Dans cette perspective, la critique de l’État ne consiste pas à nier sa nécessité, mais à reconnaître ses limites dans l’aménagement de la société. Une organisation humaine ne peut pas être pensée uniquement sur le modèle de la permanence et de la fixation. La vie elle-même est faite de cycles : naissance, croissance, déclin, disparition, et transmission. Une société qui refuse cette dynamique risque de se rigidifier, de se couper de ses propres sources.
Relire l’histoire albanaise à partir de ces éléments permet de déplacer le regard. Ce qui est souvent perçu comme un manque — absence de prévisibilité, faiblesse des institutions et administrations, fragmentation — peut aussi être compris comme l’expression d’une autre logique, qui n’a jamais été pleinement reconnue ni élaborée. Et c’est peut-être là que réside une possibilité.

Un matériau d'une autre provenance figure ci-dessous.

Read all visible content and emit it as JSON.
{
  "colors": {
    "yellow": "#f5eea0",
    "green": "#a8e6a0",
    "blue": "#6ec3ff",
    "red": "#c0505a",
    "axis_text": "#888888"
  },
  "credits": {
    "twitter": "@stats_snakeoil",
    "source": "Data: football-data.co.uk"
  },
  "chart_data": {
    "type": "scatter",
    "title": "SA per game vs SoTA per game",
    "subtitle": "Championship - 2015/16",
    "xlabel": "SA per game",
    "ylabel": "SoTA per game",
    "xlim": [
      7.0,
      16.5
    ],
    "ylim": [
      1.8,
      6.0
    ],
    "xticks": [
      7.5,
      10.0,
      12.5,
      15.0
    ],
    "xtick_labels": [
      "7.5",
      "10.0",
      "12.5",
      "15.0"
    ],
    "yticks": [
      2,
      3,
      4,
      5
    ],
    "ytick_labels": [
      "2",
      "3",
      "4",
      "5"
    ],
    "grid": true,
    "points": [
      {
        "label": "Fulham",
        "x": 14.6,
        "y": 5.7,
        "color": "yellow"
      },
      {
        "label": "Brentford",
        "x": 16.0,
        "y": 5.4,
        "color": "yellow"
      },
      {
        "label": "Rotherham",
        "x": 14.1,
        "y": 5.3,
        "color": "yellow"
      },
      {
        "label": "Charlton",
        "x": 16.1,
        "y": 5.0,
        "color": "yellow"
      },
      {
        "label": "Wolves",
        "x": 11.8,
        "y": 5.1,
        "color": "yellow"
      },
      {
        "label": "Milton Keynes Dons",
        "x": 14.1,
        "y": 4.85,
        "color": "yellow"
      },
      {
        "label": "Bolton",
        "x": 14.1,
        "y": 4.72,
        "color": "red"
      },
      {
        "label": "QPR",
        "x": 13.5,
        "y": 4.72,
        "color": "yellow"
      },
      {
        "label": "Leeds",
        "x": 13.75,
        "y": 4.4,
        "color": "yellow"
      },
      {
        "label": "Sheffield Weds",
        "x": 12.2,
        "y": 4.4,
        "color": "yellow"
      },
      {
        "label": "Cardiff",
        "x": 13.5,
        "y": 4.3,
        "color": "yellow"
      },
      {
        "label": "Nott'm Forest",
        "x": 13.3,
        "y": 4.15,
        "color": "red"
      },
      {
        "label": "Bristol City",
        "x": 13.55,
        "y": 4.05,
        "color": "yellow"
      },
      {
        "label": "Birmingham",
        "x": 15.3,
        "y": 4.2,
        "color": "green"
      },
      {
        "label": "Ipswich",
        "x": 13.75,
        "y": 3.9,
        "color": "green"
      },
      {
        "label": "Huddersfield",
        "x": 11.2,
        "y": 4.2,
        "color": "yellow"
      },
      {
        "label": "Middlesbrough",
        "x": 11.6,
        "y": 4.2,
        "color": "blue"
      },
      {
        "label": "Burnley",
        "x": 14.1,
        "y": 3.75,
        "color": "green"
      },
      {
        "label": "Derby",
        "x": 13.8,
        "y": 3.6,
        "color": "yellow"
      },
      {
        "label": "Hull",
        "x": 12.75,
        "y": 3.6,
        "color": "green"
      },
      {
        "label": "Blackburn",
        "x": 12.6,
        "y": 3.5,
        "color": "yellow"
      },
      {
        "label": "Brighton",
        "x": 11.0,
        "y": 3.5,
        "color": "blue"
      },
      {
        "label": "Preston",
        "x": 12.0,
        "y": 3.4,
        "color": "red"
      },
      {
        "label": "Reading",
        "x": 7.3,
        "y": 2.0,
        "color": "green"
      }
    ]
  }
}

Car malgré les dominations, les transformations et les ruptures, quelque chose a tenu. La langue, la capacité de relation, certaines formes de vie, une manière d’habiter le monde. Cette continuité ne doit pas être ni idéalisée ni rejetée, mais elle devrait être reconnue comme une ressource. Non pas pour revenir en arrière, mais pour avancer autrement.
L’enjeu n’est pas de rejeter la modernité, mais de la réinterpréter. Les technologies contemporaines offrent des possibilités nouvelles, y compris pour des formes d’organisation plus locales, plus autonomes, plus écologiques. Une agriculture à la fois artisanale et équipée techniquement, scientifiquement informée, des structures sociales ancrées dans le territoire mais ouvertes, des formes politiques qui partent du local pour s’articuler en réseaux plus larges.
Dans cette perspective, l’organisation de la société ne commence pas au sommet, mais à la base. Dans le village, dans la commune, dans les relations concrètes entre les personnes et leur environnement. À partir de là, elle peut s’élargir, se connecter, former des ensembles plus vastes sans perdre son ancrage. Ce n’est pas un retour au passé, mais une autre manière de penser l’avenir.
Une société durable ne se construit pas uniquement à partir de modèles importés, mais à partir de ce qu’elle est capable de reconnaître en elle-même; une greffe ne tient que sur un tronc bien enraciné. Et si l’Albanie est souvent pensée à travers ses manques, il est peut-être temps de la penser à partir de ce qui, malgré les adversités, a persisté.
La possibilité d’une autre Albanie n’est pas à inventer de toutes pièces. Elle est déjà présente, dispersée, fragmentaire, vivante — dans sa langue, dans ses pratiques, dans sa capacité à traverser les temps et les espaces sans se dissoudre. Il ne s’agit pas de la fixer, mais de lui permettre de se déployer.